Но выражение его лица не меняется.
— Ах, где же мои манеры? Тебе, наверное, интересно, зачем я пришел, — продолжает он, впрочем, не ожидая от меня ответа. — Твой друг Уизли. Он очень… подавлен. И даже не в состоянии выйти из комнаты, не говоря уже о том, чтобы выполнять свои обязанности.
У меня сердце разрывается. Рон, что же они с тобой сделали?
— Думаю, ты единственная, кто сможет встряхнуть его и вернуть к жизни. И в отличие от Люциуса, я не вижу ничего зазорного в том, чтобы просить грязнокровку о помощи, когда ситуация того требует.
Он ЗНАЕТ!!!
Господи, Боже мой! Так… вздохнуть и успокоиться.
— Итак, — бросает он, делая шаг в сторону, — пойдешь сейчас? Или, может, ты хотела бы закончить работу?
Мне страшно, но я стараюсь не обращать на это внимания. Я нужна Рону, я не дам ему замкнуться в себе.
На ватных ногах поспешно подхожу к двери, и Эйвери, улыбнувшись, выходит в коридор. Как в лабиринте мы проходим коридор за коридором.
Он ведь не может знать, так? Допускаю, что у него могут быть кое-какие подозрения, но он не может быть уверенным в них.
Нет, конечно же, он не знает. Никто в этом доме ни в чем не уверен. Кроме меня и Люциуса. Только мы знаем, что на самом деле происходит.
Повернув за угол, мы поднимаемся вверх по винтовой лестнице.
Да, Волдеморт подозревал нас какое-то время, и даже допрашивал меня после того случая в Норе, когда Люциус преследовал меня, а не Гарри.
Но мне казалось, я смогла убедить его, что ничего не было. И тогда так оно и было — мне даже не пришлось лгать. В каком-то смысле.
Я к тому, что… Эйвери просто прислали на замену Долохову, ведь так? И даже если он что-то подозревает, это не его дело. Возможно, он просто… оставит все, как есть.
Что за мысли? Да не знает он ничего! Кроме подозрений у него ничего на нас нет.
Нужно взять себя в руки.
Наконец лестница заканчивается, и мы подходим к небольшой двери — почти такой же, как дверь в мою комнату.
Взмахом палочки Эйвери открывает ее, и мы входим внутрь. Я сразу узнаю комнату: это спальня Рона.
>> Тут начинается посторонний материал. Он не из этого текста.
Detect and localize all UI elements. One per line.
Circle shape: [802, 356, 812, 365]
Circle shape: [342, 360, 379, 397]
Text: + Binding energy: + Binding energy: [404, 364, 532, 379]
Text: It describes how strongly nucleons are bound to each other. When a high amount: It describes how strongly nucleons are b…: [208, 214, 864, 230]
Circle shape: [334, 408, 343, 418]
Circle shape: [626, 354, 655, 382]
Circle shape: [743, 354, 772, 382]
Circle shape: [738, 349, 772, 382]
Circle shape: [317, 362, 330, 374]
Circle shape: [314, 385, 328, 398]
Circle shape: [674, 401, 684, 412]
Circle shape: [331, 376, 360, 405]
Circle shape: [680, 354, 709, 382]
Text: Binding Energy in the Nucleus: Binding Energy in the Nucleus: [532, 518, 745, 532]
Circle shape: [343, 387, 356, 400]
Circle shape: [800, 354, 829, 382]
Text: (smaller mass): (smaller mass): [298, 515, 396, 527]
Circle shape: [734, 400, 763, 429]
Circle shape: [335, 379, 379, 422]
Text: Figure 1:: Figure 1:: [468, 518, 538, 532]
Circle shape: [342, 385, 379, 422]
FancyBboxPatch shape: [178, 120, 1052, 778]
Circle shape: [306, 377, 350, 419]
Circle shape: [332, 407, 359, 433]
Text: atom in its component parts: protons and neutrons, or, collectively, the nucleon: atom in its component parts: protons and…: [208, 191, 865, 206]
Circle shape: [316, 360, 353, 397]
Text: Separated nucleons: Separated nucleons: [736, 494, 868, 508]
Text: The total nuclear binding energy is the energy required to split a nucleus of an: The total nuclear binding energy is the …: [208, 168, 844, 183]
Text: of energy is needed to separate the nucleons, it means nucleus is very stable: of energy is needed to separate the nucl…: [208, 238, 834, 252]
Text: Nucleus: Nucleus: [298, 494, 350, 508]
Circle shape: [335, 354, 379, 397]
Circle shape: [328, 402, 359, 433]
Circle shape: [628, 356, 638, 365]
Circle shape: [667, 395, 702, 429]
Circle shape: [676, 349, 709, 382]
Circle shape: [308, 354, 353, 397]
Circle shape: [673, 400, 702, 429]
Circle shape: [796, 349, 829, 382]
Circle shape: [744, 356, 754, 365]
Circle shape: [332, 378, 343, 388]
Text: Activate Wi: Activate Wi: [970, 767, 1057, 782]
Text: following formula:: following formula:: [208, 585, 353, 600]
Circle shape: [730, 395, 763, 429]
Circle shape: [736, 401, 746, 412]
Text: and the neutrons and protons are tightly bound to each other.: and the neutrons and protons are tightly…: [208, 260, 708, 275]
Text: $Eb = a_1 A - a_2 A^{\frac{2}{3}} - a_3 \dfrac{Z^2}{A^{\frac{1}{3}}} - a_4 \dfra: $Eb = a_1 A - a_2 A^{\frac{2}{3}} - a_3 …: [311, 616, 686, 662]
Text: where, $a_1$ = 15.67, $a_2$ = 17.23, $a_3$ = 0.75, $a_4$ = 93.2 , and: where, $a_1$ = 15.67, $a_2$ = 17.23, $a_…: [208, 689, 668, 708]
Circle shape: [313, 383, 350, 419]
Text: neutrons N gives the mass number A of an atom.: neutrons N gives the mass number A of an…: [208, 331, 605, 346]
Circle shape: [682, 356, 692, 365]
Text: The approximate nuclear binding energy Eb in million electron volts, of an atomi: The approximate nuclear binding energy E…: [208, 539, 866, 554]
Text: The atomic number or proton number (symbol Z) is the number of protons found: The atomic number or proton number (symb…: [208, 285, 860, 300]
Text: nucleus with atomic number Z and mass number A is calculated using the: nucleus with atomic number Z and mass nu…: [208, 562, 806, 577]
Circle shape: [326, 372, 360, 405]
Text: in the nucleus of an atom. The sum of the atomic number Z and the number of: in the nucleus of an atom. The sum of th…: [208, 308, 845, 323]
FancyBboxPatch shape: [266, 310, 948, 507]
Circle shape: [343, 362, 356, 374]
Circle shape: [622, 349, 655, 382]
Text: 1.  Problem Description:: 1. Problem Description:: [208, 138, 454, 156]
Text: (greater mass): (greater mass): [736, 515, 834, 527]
Он утешал меня, когда я была здесь в последний раз. Мои родители только что погибли, и мне казалось, что мир рухнул. Пришла моя очередь позаботиться о Роне. И — Бог свидетель — сейчас я нужна ему, как никогда.
Он сидит на полу, прислонившись спиной к стене, и даже не смотрит в нашу сторону, а лишь сильнее прижимает колени к груди, пристально глядя в пол.
— У тебя посетитель, Уизли, — бросает Эйвери, и в его голосе звучат приказные нотки.
Рон по-прежнему не отрывает глаз от пола.
Эйвери поворачивается ко мне, глядя на меня пустым взглядом.
— Оставляю это вам, мисс Грэйнджер, — шепотом произносит он, проходя мимо меня. Я молчу, пока в двери позади меня не щелкает замок.